Available and Free Data Has Extra Value in Crises
When Computas experts talk about freely available data, they are referring to information about factors that affect the organization from the outside. Typically, this includes information from public sources, but also social media, communication, or transportation companies can be sources. In today’s unique situation, there may be few Norwegian datasets available, but international data sources can provide updated information.
“Through sources like the EU’s global data portal, for example, you can see various reproduction rates in different parts of the world. This information can give an idea of which areas are likely to tighten or loosen restrictions. This can provide context to your own data, benefiting the improvement of responses to changes both upward and downward in the value chain,” says Dahle.
In such special situations as the current one, there is a greater reliance on human analysis than usual. The shutdown of society could not be predicted solely from data. However, the principle that the best approach is to combine knowledge about your own business with external sources still holds. This does not necessarily mean incorporating external information into existing data warehouses; effective use of the cloud will often be more value-creating.

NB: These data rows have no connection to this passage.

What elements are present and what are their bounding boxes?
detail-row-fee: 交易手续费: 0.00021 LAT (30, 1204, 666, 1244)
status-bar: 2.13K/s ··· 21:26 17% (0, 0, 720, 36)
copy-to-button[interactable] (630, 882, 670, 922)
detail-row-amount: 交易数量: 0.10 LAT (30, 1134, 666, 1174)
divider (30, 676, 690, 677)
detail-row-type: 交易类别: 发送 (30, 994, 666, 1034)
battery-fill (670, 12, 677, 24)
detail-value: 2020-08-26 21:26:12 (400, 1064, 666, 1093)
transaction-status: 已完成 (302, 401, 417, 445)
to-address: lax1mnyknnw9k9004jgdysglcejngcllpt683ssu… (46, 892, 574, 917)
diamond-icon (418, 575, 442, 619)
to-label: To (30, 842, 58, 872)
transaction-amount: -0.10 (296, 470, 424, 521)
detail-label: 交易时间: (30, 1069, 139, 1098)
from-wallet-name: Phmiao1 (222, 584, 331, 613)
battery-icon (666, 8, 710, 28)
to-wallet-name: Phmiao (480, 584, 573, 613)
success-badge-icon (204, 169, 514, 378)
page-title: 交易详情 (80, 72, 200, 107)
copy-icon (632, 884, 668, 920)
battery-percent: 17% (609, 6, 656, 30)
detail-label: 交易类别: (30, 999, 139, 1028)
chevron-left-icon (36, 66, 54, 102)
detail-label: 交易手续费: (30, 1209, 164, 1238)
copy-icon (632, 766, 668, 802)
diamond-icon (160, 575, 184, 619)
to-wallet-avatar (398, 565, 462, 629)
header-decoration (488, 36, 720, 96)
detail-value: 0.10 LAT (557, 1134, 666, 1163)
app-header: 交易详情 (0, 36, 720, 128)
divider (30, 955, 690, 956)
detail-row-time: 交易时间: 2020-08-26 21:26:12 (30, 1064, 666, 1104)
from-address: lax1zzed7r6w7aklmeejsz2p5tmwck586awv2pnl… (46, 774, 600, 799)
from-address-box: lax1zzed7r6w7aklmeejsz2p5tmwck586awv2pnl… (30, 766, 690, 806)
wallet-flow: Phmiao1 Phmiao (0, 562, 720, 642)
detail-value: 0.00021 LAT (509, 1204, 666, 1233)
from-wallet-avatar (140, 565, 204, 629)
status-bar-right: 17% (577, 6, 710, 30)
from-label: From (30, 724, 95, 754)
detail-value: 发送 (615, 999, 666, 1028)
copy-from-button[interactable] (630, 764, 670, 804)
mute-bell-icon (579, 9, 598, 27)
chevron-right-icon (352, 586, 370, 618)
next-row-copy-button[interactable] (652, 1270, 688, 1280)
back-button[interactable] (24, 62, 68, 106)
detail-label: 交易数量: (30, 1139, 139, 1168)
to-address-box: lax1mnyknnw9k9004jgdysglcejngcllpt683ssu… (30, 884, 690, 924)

“The external data itself will typically not be something crucial for the business to possess. Instead, they will provide the most value when they provide context to the analyses based on the data you already have,” says Jensen.
Look At What You Got
Whether society needs to open up more or tighten restrictions, data analysis can help make better decisions. The two experts point out that in the initial phase of the lockdown, problems arose when departures in public transportation were suspended, affecting healthcare personnel who relied on it to get to work. Perhaps this could have been avoided with better integration of data? They are, in any case, convinced that the collection and integration of various types of information will be crucial for how successfully society returns to normal.
“The most important lesson is that many businesses will struggle if they do not start contextualizing their own data using external sources. Often, simple steps are needed to get started. In practice, it often involves moving existing data to the cloud, and many cloud providers have excellent solutions to simplify the process,” explains Jensen.
“The work itself involves figuring out what you have today. Don’t start by mirroring the entire data warehouse. Map it wisely so that you bring the key figures with you. And remember that new data is the most valuable in these times.”